Bürgercard und Handy-Signatur bei vielen unbekannt und kaum genutzt

10. August 2012, 12:55

Digitale Identitäten - für viele mit Social Media Accounts verbunden

Die Signaturgesellschaft A-Trust hat es nicht leicht: Ihre Dienstleistungen wie Bürgercard oder Handy-Signatur sind nur schwer zu erklären, kaum bekannt und werden selten genutzt. Selbst bei jenen, die schon einmal davon gehört haben, gibt es Skeptiker, die befürchten, solcherart zum "gläsernen Menschen" zu werden. In einer heute, Freitag, in Wien präsentierten Umfrage stellte sich zudem heraus, dass digitale Identitäten von vielen mit Social Media Accounts verbunden werden.

"Selbstverständlich" 

"Wir wollen dorthin kommen, nicht alles erklären zu müssen, sondern dass alles selbstverständlich ist", formulierte A-Trust Geschäftsführer Michael Butz seine Zukunftswünsche. Schließlich würden auch Bankomaten ständig benutzt, ohne dass sich irgendjemand fragt, wie das funktioniert.

Was verspricht A-Trust seinen Nutzern? Ein einziges Passwort, das sowohl bei E-Government als auch bei allen anderen Aktivitäten im Internet genügt, um absolut sicher, seine Identität zu beweisen. Beim Handy funktioniere dies ähnlich wie beim Internet-Banking, wo ein TAN-Code per SMS ans Mobiltelefon übermittelt wird. Weiterer Vorteil laut Butz: Sein Unternehmen könne auf alle Daten, die dabei im Spiel sind, nicht zugreifen.

200.000 Nutzer

Derzeit gibt es aber nur rund 200.000 Benutzer von qualifizierten Signaturen. Jeweils ein Drittel entfällt auf Unternehmenskunden (vor allem Dienstausweise und Zutrittskarten), Privatkunden mit Bürgerkarte (E-Card, "Bankomatkarte" und Co.) und die Handysignatur.

Um mehr Nutzer, für die der Service übrigens kostenlos ist, zu lukrieren, müssten die sicheren Signaturen laut Butz vermehrt in der Wirtschaft und nicht nur beim E-Government eingesetzt werden. Sonst dürfte sich auch wenig am Umfrageergebnis ändern, wonach 40 bzw. 61 Prozent noch nichts von Bürgercard und Handy-Signatur gehört haben. Die Nutzungszahlen sind mit 8,6 und 6,7 Prozent sogar noch geringer. (APA, 10.08. 2012)

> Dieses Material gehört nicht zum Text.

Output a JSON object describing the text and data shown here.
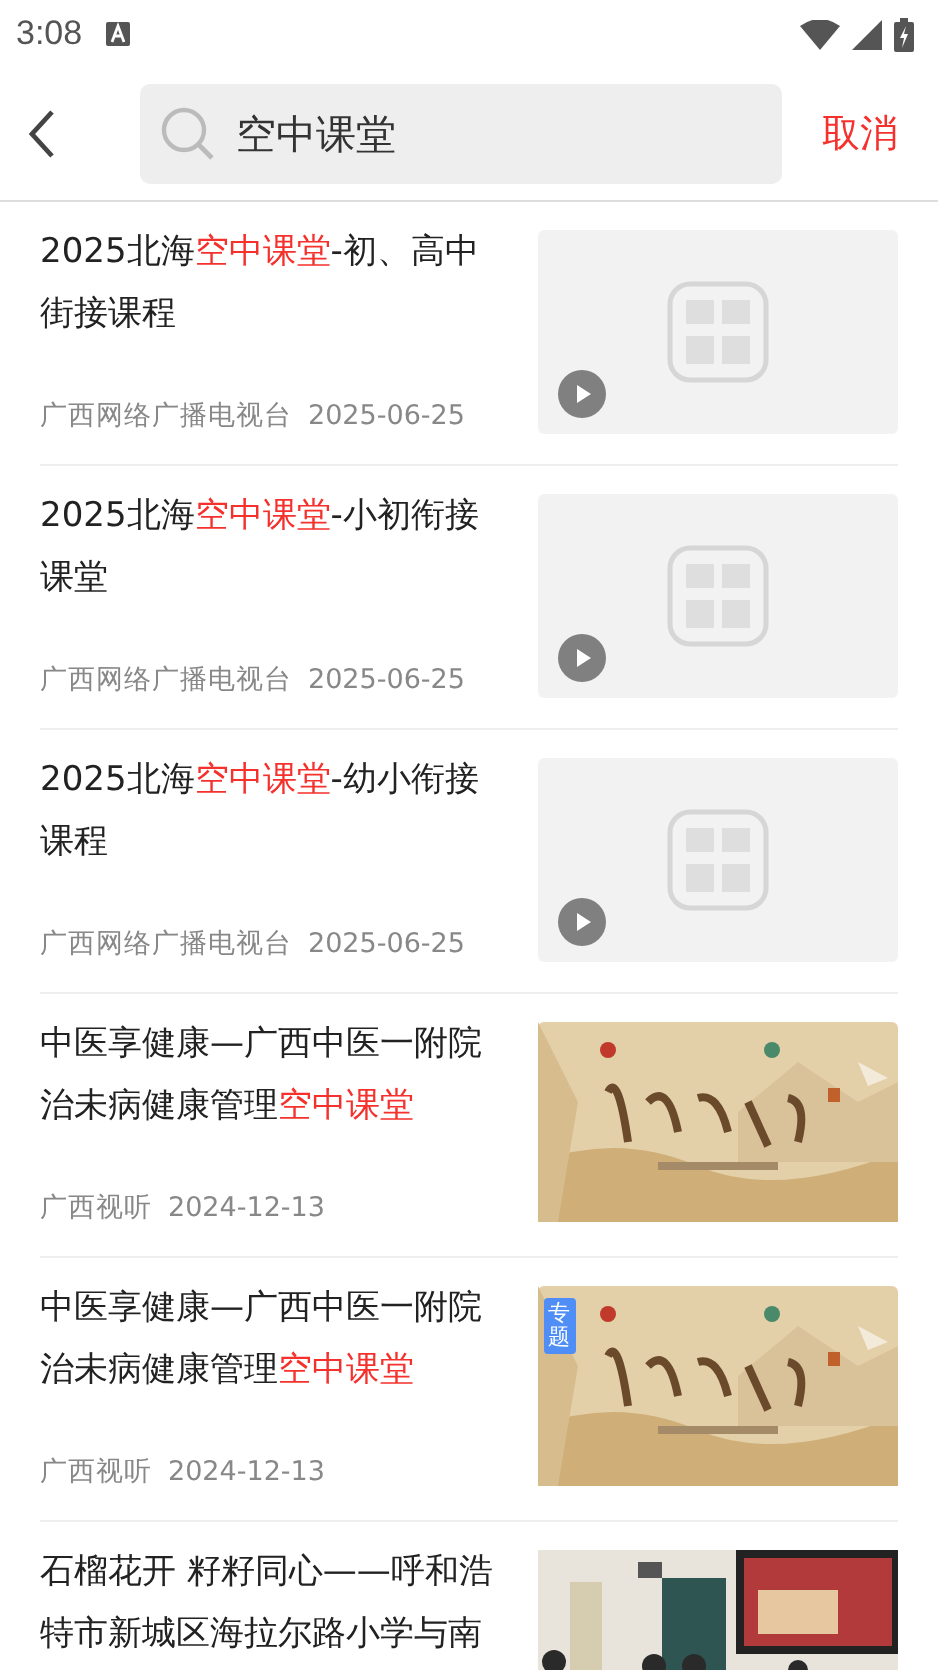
{
  "status_bar": {
    "time": "3:08"
  },
  "search": {
    "value": "空中课堂",
    "cancel": "取消"
  },
  "results": [
    {
      "title": [
        {
          "text": "2025北海",
          "highlight": false
        },
        {
          "text": "空中课堂",
          "highlight": true
        },
        {
          "text": "-初、高中街接课程",
          "highlight": false
        }
      ],
      "source": "广西网络广播电视台",
      "date": "2025-06-25",
      "thumb": {
        "kind": "placeholder",
        "video": true
      }
    },
    {
      "title": [
        {
          "text": "2025北海",
          "highlight": false
        },
        {
          "text": "空中课堂",
          "highlight": true
        },
        {
          "text": "-小初衔接课堂",
          "highlight": false
        }
      ],
      "source": "广西网络广播电视台",
      "date": "2025-06-25",
      "thumb": {
        "kind": "placeholder",
        "video": true
      }
    },
    {
      "title": [
        {
          "text": "2025北海",
          "highlight": false
        },
        {
          "text": "空中课堂",
          "highlight": true
        },
        {
          "text": "-幼小衔接课程",
          "highlight": false
        }
      ],
      "source": "广西网络广播电视台",
      "date": "2025-06-25",
      "thumb": {
        "kind": "placeholder",
        "video": true
      }
    },
    {
      "title": [
        {
          "text": "中医享健康—广西中医一附院治未病健康管理",
          "highlight": false
        },
        {
          "text": "空中课堂",
          "highlight": true
        }
      ],
      "source": "广西视听",
      "date": "2024-12-13",
      "thumb": {
        "kind": "painting",
        "video": false
      }
    },
    {
      "title": [
        {
          "text": "中医享健康—广西中医一附院治未病健康管理",
          "highlight": false
        },
        {
          "text": "空中课堂",
          "highlight": true
        }
      ],
      "source": "广西视听",
      "date": "2024-12-13",
      "thumb": {
        "kind": "painting",
        "video": false,
        "badge": "专题"
      }
    },
    {
      "title": [
        {
          "text": "石榴花开  籽籽同心——呼和浩特市新城区海拉尔路小学与南",
          "highlight": false
        }
      ],
      "thumb": {
        "kind": "classroom",
        "video": false
      }
    }
  ]
}
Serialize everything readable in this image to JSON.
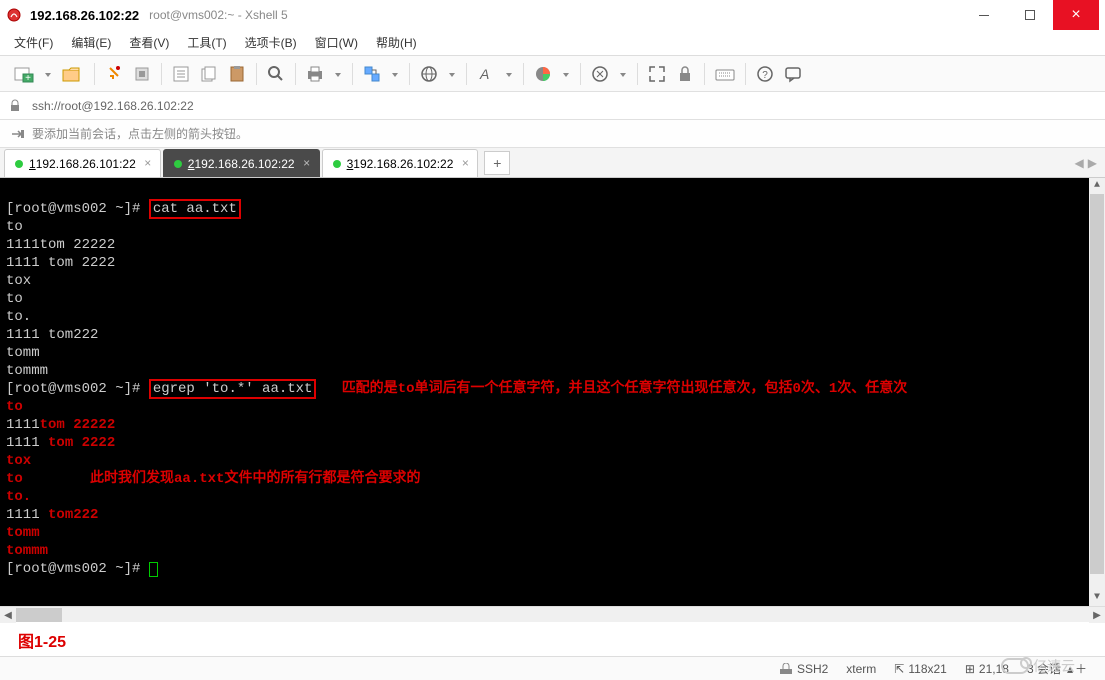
{
  "window": {
    "title_bold": "192.168.26.102:22",
    "title_sub": "root@vms002:~ - Xshell 5"
  },
  "menu": {
    "file": "文件(F)",
    "edit": "编辑(E)",
    "view": "查看(V)",
    "tools": "工具(T)",
    "tab": "选项卡(B)",
    "window": "窗口(W)",
    "help": "帮助(H)"
  },
  "addressbar": {
    "url": "ssh://root@192.168.26.102:22"
  },
  "tipbar": {
    "text": "要添加当前会话，点击左侧的箭头按钮。"
  },
  "tabs": {
    "t1": {
      "num": "1",
      "label": " 192.168.26.101:22"
    },
    "t2": {
      "num": "2",
      "label": " 192.168.26.102:22"
    },
    "t3": {
      "num": "3",
      "label": " 192.168.26.102:22"
    }
  },
  "terminal": {
    "prompt1": "[root@vms002 ~]# ",
    "cmd1": "cat aa.txt",
    "cat_out": [
      "to",
      "1111tom 22222",
      "1111 tom 2222",
      "tox",
      "to",
      "to.",
      "1111 tom222",
      "tomm",
      "tommm"
    ],
    "prompt2": "[root@vms002 ~]# ",
    "cmd2": "egrep 'to.*' aa.txt",
    "annot1": "匹配的是to单词后有一个任意字符，并且这个任意字符出现任意次，包括0次、1次、任意次",
    "grep_out": [
      {
        "pre": "",
        "hl": "to",
        "suf": ""
      },
      {
        "pre": "1111",
        "hl": "tom 22222",
        "suf": ""
      },
      {
        "pre": "1111 ",
        "hl": "tom 2222",
        "suf": ""
      },
      {
        "pre": "",
        "hl": "tox",
        "suf": ""
      },
      {
        "pre": "",
        "hl": "to",
        "suf": ""
      },
      {
        "pre": "",
        "hl": "to.",
        "suf": ""
      },
      {
        "pre": "1111 ",
        "hl": "tom222",
        "suf": ""
      },
      {
        "pre": "",
        "hl": "tomm",
        "suf": ""
      },
      {
        "pre": "",
        "hl": "tommm",
        "suf": ""
      }
    ],
    "annot2": "此时我们发现aa.txt文件中的所有行都是符合要求的",
    "prompt3": "[root@vms002 ~]# "
  },
  "figure_label": "图1-25",
  "statusbar": {
    "ssh": "SSH2",
    "term": "xterm",
    "size": "118x21",
    "pos": "21,18",
    "sessions": "3 会话"
  },
  "watermark": "亿速云",
  "icons": {
    "lock": "🔒",
    "arrow": "➪",
    "x": "×",
    "plus": "+",
    "left": "◀",
    "right": "▶",
    "updn": "↕",
    "sizei": "⇱",
    "addi": "＋",
    "connected": "⚡"
  }
}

Ohne die Bürgerkarte hab' ich wenigstens einen Grund für einen Amtsweg

;-)

nutze die bürgerkarte/ecard schon seit 2-3 Jahren - hauptsächlich fürs finanzonline. aber auch alles andere funktioniert bestens. abfragen pensionskonto,Sozialversicherung etc. nichts was man täglich braucht-aber den weg zum amt erspart man sich wenigstens

Netbanking

da ich schon mal in eienm Projekt selbige gebraucht hatte, bin ich auch Anwender der Bürgerkarte. Mir wäre es ja schon mal recht, wenn man das im Netbanking verwenden würde (vielleicht auch zusätzlich mit der Handy-Signatur-Variante). Aber nein: obwohl Banken beteiligt sind setzen sie das nicht ein....

Netbanking mit Bürgerkarte

funktioniert z. B. bei PSK/BAWAG ohne Probleme.

ok,

wusste ich nicht, dass das bei der PSK geht.... :-) Wäre natürlich cool, wenn die anderen Banken das auch noch hinbekämen... na ja, vielleicht wird's ja noch....

war sowieso eine schnapsidee. und jetzt wirds kuenstlich am leben erhalten. das wird noch teuer werden. sind aber eh nur steuergelder die verbraten werden.

Bürgerkarte

Habe sogar 3: A-trust, E-Card und Dienstausweis.
Leider wurde die Kombination Bürgerkarte/Bankomatkarte eingestellt.
Lesegerät vor 6 Jahren bei Aktion erworben - seither Finanz-Online mit Steuererklärung, Antrag auf Reisepass, Pensionsversicherungszeiten-Auszug,...
damit erledigt. Auch um 23:00 Uhr am Sonntag - einafach praktisch. Ist zu empfehlen.

Gerade für Firmen ...

ist es schwierig:
Eine Anwendung bzw. deren Benutzer soll(en) sich per Bürgerkarte bei einem Portal authentifizieren, um sensitive Daten gesichert abfragen zu können - nix geht über Firmenproxy, da braucht es schon ein NAT-Loch für die Workstations (und "statische IPs" dazu damit es noch einfacher wird) und trotzdem klemmt es immer wieder, nicht sehr beliebt bei den Usern.